I can't remember what Rita and I used to say about this poem in class and I don't remember how and why it was part of our philosophy curriculum.
So, as I read this poem again today after years of not having read it, it was as if I'd never read it before; so, as I write how I experience this poem now, on September 23, 2018, my reflections are fresh, and, for all I know, might parallel what I said in class about it starting back in 1993.
Today, the one phrase that stands out to me in this poem is "sweet fellowship in the bins." The speaker of the poem is experiencing an ecstatic moment, a moment in which suddenly s/he is experiencing the unity, the connectedness, the fellowship of all things.
This fellowship or connectedness is embodied in the peach. Look at all that resides in the round ripe loveliness of this peach: the blossom it grew from; the "laden bough" it grew on; the hands that harvested it; the dust of summer; summer itself.
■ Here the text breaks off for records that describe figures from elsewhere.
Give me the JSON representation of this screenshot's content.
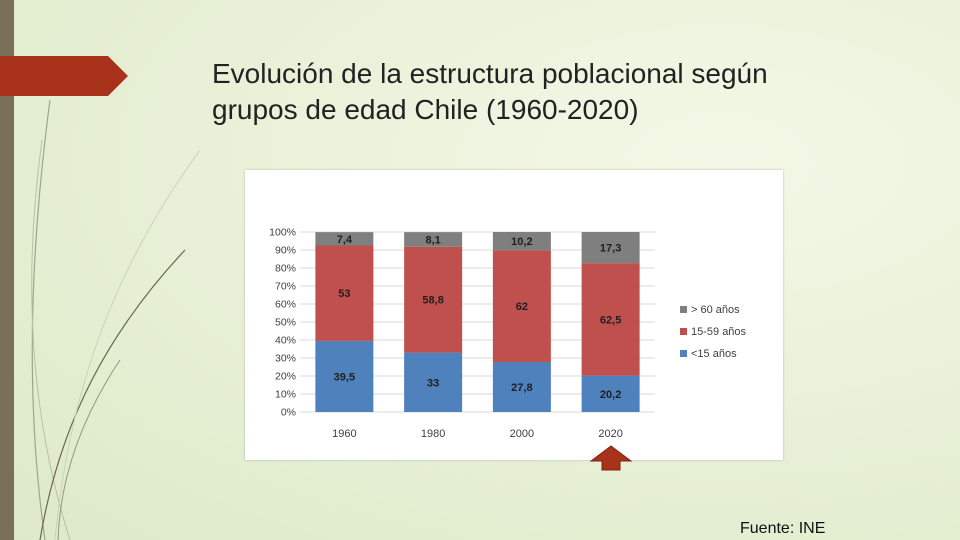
{
  "slide": {
    "title_line1": "Evolución de la estructura poblacional según",
    "title_line2": "grupos de edad Chile (1960-2020)",
    "source": "Fuente: INE",
    "accent_color": "#a8321a"
  },
  "chart_data": {
    "type": "bar",
    "stacked": true,
    "normalized_percent": true,
    "categories": [
      "1960",
      "1980",
      "2000",
      "2020"
    ],
    "series": [
      {
        "name": "<15 años",
        "color": "#4f81bd",
        "values": [
          39.5,
          33,
          27.8,
          20.2
        ],
        "labels": [
          "39,5",
          "33",
          "27,8",
          "20,2"
        ]
      },
      {
        "name": "15-59 años",
        "color": "#c0504d",
        "values": [
          53,
          58.8,
          62,
          62.5
        ],
        "labels": [
          "53",
          "58,8",
          "62",
          "62,5"
        ]
      },
      {
        "name": "> 60 años",
        "color": "#7f7f7f",
        "values": [
          7.4,
          8.1,
          10.2,
          17.3
        ],
        "labels": [
          "7,4",
          "8,1",
          "10,2",
          "17,3"
        ]
      }
    ],
    "legend_order": [
      "> 60 años",
      "15-59 años",
      "<15 años"
    ],
    "yticks": [
      "0%",
      "10%",
      "20%",
      "30%",
      "40%",
      "50%",
      "60%",
      "70%",
      "80%",
      "90%",
      "100%"
    ],
    "ylim": [
      0,
      100
    ],
    "legend_position": "right",
    "grid": true,
    "highlighted_category": "2020"
  }
}
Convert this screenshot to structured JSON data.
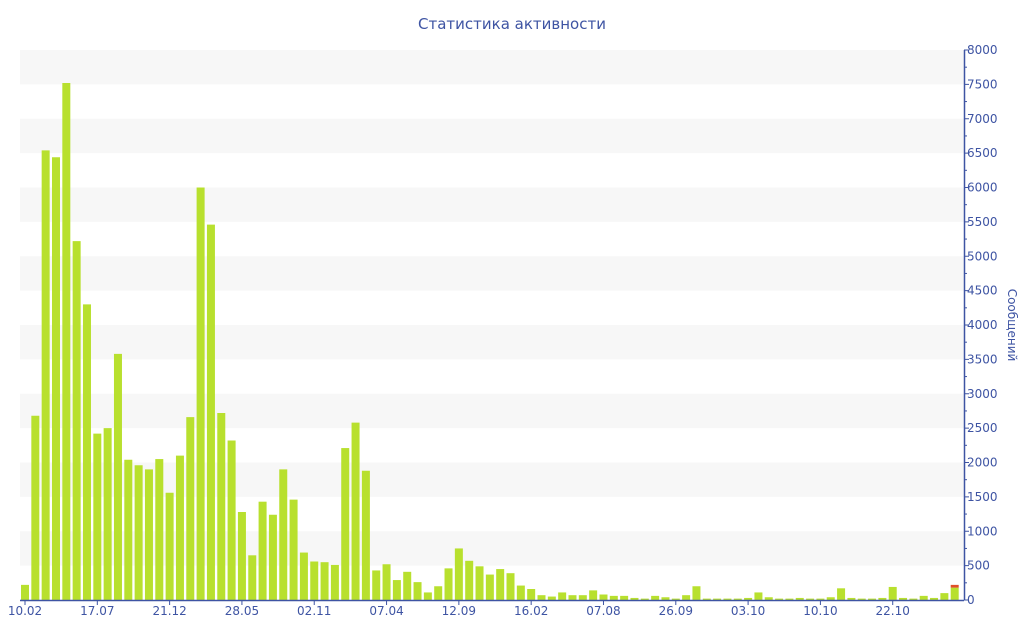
{
  "chart_data": {
    "type": "bar",
    "title": "Статистика активности",
    "ylabel": "Сообщений",
    "ylim": [
      0,
      8000
    ],
    "ytick_step": 500,
    "grid": "alternating horizontal bands",
    "y_axis_side": "right",
    "x_tick_labels": [
      {
        "index": 0,
        "label": "10.02"
      },
      {
        "index": 7,
        "label": "17.07"
      },
      {
        "index": 14,
        "label": "21.12"
      },
      {
        "index": 21,
        "label": "28.05"
      },
      {
        "index": 28,
        "label": "02.11"
      },
      {
        "index": 35,
        "label": "07.04"
      },
      {
        "index": 42,
        "label": "12.09"
      },
      {
        "index": 49,
        "label": "16.02"
      },
      {
        "index": 56,
        "label": "07.08"
      },
      {
        "index": 63,
        "label": "26.09"
      },
      {
        "index": 70,
        "label": "03.10"
      },
      {
        "index": 77,
        "label": "10.10"
      },
      {
        "index": 84,
        "label": "22.10"
      }
    ],
    "colors": {
      "primary": "#b8e02e",
      "secondary": "#e0502a",
      "axis": "#3e54a3",
      "band": "#f7f7f7"
    },
    "series": [
      {
        "values": [
          220,
          2680,
          6540,
          6440,
          7520,
          5220,
          4300,
          2420,
          2500,
          3580,
          2040,
          1960,
          1900,
          2050,
          1560,
          2100,
          2660,
          6000,
          5460,
          2720,
          2320,
          1280,
          650,
          1430,
          1240,
          1900,
          1460,
          690,
          560,
          550,
          510,
          2210,
          2580,
          1880,
          430,
          520,
          290,
          410,
          260,
          110,
          200,
          460,
          750,
          570,
          490,
          370,
          450,
          390,
          210,
          160,
          70,
          50,
          110,
          70,
          70,
          140,
          80,
          60,
          60,
          30,
          20,
          60,
          40,
          20,
          70,
          200,
          20,
          20,
          20,
          20,
          30,
          110,
          40,
          20,
          20,
          30,
          20,
          20,
          40,
          170,
          30,
          20,
          20,
          30,
          190,
          30,
          20,
          60,
          30,
          100,
          180
        ]
      },
      {
        "values": [
          0,
          0,
          0,
          0,
          0,
          0,
          0,
          0,
          0,
          0,
          0,
          0,
          0,
          0,
          0,
          0,
          0,
          0,
          0,
          0,
          0,
          0,
          0,
          0,
          0,
          0,
          0,
          0,
          0,
          0,
          0,
          0,
          0,
          0,
          0,
          0,
          0,
          0,
          0,
          0,
          0,
          0,
          0,
          0,
          0,
          0,
          0,
          0,
          0,
          0,
          0,
          0,
          0,
          0,
          0,
          0,
          0,
          0,
          0,
          0,
          0,
          0,
          0,
          0,
          0,
          0,
          0,
          0,
          0,
          0,
          0,
          0,
          0,
          0,
          0,
          0,
          0,
          0,
          0,
          0,
          0,
          0,
          0,
          0,
          0,
          0,
          0,
          0,
          0,
          0,
          40
        ]
      }
    ]
  }
}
To eat the peach is to eat the orchard, to take the sunshine and the labor and sugar of the peach inside oneself and to suddenly experience the fellowship of the peach with all that brought it into being, all that nurtured its growth, all that made it possible to be in a bag on the roadside ready to eat, yes, but also ready for anyone who is awake while eating this peach to experience the jubilation of all that this peach is connected to, is in sweet fellowship with.
I remember back in the spring of 1983, I was leading a seminar in literature of the British Renaissance. The students and I were reading the play The Duchess of Malfi. It features an odd moment when the Duchess is made ill by eating a green apricot. In the course of our discussion, Bill Davie went on a splendid digression about the science of fruit ripening and helped us see that when an apple or peach or apricot begins to ripen and become sweet, it is part of its endlife, its death process. We eat dying things when we eat ripe fruit. When we say an avocado isn't ready to eat yet because it's too green, we could say, instead, we need to let that avocado die more.
So much of autumn's beauty lies in the what happens when fruits and vegetable are dying and need to be harvested or when leaves are reaching the end of their life cycle and turn red and yellow and orange and begin to fall off the trees. Back when I was a kid, our fathers used to further the death of leaves by burning them and the smell of burning leaves was one of my favorite sensations of autumn.
So when the speaker of "From Blossoms" says "There are days we live/as if death were nowhere/in the background", s/he is right. In this poem, death is not in the background. It's in the speaker's hand and mouth. It's inside the speaker. But that death, the ripening of the peach, is in sweet fellowship with life. It came from blossoms. It came from the life-giving elements of summer. It came from the living hands that plucked it from its heavy bough. This poem invites us to experience life and death as inseparable, in union with one another, and suggests that in the autumn, when we experience this union, we might also experience ecstasy.